LOI n° 2018-771 du 5 septembre 2018 pour la liberté de choisir son avenir professionnel
Section 2 : Renforcer le cadre d'intervention des entreprises adaptées
II.-L'article L. 5213-13 du code du travail est ainsi rédigé :
« Art. L. 5213-13.-L'Etat agrée en qualité d'entreprise adaptée des structures qui répondent aux critères prévus à l'article L. 5213-13-1. Il conclut avec elles des contrats pluriannuels d'objectifs et de moyens valant agrément.
« Les entreprises adaptées sont constituées par des collectivités territoriales ou des organismes publics ou privés. Lorsqu'elles sont constituées par des sociétés commerciales, elles prennent la forme de personnes morales distinctes. »
III.-Après le même article L. 5213-13 du code du travail, il est inséré un article L. 5213-13-1 ainsi rédigé :
« Art.

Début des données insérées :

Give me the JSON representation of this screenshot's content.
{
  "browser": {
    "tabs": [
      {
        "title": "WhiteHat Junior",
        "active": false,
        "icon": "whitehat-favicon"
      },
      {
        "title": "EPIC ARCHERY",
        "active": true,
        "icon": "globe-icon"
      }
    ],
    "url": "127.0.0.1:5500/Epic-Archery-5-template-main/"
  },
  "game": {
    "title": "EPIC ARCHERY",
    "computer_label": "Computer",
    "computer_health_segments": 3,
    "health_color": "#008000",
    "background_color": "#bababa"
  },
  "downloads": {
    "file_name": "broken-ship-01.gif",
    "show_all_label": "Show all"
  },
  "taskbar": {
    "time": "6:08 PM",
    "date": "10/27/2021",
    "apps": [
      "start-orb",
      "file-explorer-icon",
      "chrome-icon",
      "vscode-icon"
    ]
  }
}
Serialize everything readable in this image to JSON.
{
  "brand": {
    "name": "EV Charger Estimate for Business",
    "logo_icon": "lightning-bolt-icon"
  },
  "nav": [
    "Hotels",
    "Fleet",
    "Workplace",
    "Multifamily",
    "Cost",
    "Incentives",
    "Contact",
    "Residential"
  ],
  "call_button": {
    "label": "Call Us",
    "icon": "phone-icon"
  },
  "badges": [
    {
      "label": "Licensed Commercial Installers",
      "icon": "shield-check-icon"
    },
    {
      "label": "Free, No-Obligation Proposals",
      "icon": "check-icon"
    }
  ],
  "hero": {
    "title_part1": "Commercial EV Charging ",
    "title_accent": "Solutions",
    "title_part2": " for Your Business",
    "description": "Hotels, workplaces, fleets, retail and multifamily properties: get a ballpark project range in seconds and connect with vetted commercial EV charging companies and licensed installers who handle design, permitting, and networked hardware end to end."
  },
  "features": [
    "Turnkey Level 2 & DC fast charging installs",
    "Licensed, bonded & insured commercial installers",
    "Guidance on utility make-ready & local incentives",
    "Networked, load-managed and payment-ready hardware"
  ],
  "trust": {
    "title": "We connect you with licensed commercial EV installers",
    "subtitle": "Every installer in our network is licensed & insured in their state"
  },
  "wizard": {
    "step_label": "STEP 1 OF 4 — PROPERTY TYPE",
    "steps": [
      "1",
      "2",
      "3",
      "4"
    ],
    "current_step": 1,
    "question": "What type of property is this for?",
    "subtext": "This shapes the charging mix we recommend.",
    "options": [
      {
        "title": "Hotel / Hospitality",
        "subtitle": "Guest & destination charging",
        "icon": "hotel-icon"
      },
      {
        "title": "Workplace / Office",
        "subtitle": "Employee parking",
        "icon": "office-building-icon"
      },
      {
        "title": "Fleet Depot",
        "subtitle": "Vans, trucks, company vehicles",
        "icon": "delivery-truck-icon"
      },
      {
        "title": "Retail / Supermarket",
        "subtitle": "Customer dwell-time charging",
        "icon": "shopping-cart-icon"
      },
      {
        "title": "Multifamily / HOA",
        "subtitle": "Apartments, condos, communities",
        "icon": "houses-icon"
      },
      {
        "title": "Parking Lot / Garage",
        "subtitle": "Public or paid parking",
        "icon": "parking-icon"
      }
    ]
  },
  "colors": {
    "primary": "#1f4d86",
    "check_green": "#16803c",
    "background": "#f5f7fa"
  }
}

L. 5213-13-1.-Les entreprises adaptées contribuent au développement des territoires et promeuvent un environnement économique inclusif favorable aux femmes et aux hommes en situation de handicap.
« Elles concluent des contrats de travail avec des travailleurs reconnus handicapés par la commission des droits et de l'autonomie des personnes handicapées mentionnée à l'article L. 241-5 du code de l'action sociale et des familles qui se trouvent sans emploi ou qui courent le risque de perdre leur emploi en raison de leur handicap. Elles permettent à leurs salariés d'exercer une activité professionnelle dans un environnement adapté à leurs possibilités, afin qu'ils obtiennent ou conservent un emploi.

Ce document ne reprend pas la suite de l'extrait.